LAST is out February 5 on Field’s own RAD imprint, with distribution by Marriage Records.
• Kyle Field: http://www.kyledraws.com
• Rad: http://www.marriagerecs.com/shop2/524/_rad-distro_
• Marriage: http://www.marriagerecs.com
Water on Mars [album trailer]
Sonically and stylistically, Philadelphia’s Purling Hiss can be best be described as Dinosaur Jr.’s grumpy older brother: laid-back, but not afraid to punch you in the face if you try anything stupid. Their new record, Water on Mars, comes out March 19 on Drag City, and in anticipation, the band has unveiled a new album trailer, slamming together cuts from the album in a dizzying kind of promotional mash-up set to washed-out TV visuals. The samples of each song are short — 10 seconds or less — but put together, they encapsulate the sound of Water on Mars’ garage rock deep-fried in trippy goodness.

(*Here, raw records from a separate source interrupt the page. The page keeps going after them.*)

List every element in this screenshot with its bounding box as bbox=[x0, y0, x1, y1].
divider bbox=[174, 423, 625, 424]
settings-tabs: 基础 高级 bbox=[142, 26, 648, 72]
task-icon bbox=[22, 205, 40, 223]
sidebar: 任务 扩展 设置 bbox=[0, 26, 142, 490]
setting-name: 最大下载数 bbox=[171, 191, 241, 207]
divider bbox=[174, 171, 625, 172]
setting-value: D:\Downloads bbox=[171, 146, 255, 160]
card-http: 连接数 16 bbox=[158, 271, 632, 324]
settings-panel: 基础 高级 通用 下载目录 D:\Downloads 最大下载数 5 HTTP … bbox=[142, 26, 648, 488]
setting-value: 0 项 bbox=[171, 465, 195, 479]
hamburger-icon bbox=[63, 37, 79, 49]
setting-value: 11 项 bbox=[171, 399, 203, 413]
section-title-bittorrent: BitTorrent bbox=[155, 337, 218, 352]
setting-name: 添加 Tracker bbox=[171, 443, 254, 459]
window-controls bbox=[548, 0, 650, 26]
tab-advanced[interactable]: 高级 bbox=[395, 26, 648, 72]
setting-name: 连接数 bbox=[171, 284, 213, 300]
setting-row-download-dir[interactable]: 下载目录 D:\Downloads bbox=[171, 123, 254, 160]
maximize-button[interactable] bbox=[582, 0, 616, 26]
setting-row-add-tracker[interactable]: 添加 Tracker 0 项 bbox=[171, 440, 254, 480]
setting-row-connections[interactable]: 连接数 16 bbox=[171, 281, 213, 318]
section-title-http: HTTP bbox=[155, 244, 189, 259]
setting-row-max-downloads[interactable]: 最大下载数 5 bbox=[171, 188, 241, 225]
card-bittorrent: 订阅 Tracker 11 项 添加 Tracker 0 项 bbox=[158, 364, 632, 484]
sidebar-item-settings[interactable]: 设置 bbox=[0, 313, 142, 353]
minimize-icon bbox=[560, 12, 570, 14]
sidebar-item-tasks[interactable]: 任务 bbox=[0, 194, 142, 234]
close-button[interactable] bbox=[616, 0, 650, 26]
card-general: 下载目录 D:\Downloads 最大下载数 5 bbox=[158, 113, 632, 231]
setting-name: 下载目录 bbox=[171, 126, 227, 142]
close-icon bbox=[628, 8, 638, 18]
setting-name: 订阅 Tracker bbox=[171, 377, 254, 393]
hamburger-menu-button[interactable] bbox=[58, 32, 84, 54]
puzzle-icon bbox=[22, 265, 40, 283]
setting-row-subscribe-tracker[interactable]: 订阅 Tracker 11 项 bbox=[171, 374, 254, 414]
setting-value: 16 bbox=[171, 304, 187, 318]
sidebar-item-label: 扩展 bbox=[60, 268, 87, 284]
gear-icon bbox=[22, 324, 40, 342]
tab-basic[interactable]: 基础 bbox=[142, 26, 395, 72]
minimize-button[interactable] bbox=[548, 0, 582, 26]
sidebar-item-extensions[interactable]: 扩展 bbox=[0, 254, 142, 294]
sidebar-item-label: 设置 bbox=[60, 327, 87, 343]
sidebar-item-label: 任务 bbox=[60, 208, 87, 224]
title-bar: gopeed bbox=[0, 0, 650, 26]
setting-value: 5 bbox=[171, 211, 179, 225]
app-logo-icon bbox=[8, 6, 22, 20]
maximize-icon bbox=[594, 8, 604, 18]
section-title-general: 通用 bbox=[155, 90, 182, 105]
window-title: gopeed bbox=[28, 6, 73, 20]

Drag City warns viewers that this clip will “open a gateway of sorts from your cerebral noggin to an atmosphere removed of oxygen and air as we know it.” You’ve been warned.
LiL ≏ JaBBA
“CooL BReeZE. (SNiP)”
It’s 134mph down Interstate 5, flinging shopping bags out the window filled with feathers, and mayhem on the roadway returns in furious fashion. The skyline is greenish, a blue plume of smoke rises out flared nostrils, and grand theft auto becomes a purple Skyline. Being chased, or maybe not, but the backseat can’t complain: cooler full of money and jewelry, hostage/babe feeling the rush, and fine, dried, and massaged oiled leather interior. “Fuck it. Fuck it, nah. Fuck it. Here,” and the babe in the backseat takes the phone. Mmm, that “CooL BReeZE. (SNiP)” to: her yelling ‘bout the silhouette of all the buildings against the mixture of color, and wait — she can’t describe the color. Malicious laughter swells the Skyline as the windows are rolled up, and exhaled blue swirls smother the interior. This can be a life, yeah, “We can roll like this forever, darling.” Eye contact is made through the review mirror. Her yells become squelched momentarily, and-and she starts choking on smoke. Feet continuously fluctuating between break and accelerate, the highway is flooded, she passed out and is drooling on the cooler, and your 3D-glazed eyes won’t never pull over. Forever, working them feet. TeK LiFE criming.
Rhythm & Blues No. 2 [EP]
St. Louis’ Ou Où has been known to dabble in its share of dribbly rhythm, and their music has always kind of hung around a “blue” sort of tone. So it’s curious that there’s little of either of those attributes to be found on these “Rhythm & Blues” ambient releases they’ve been pushing through their Bandcamp page. This is the second of the series (the first coming out this past April, currently offered as a name-your-price download) and is yet another beat-less and warmly optimistic swathe of streaky synths. Bright and beaming rays of sound, the perfect thing on a cold January day when the freezing air nips at the brittle crust of your skin while a high and blinding sun can seem to heat your body from the inside out. You can almost see your breath in this music, wafting out alongside these gentle pulses of volume.
P.S. If you’re trying to figure out how to pronounce the band’s name properly, this video may or may not be helpful.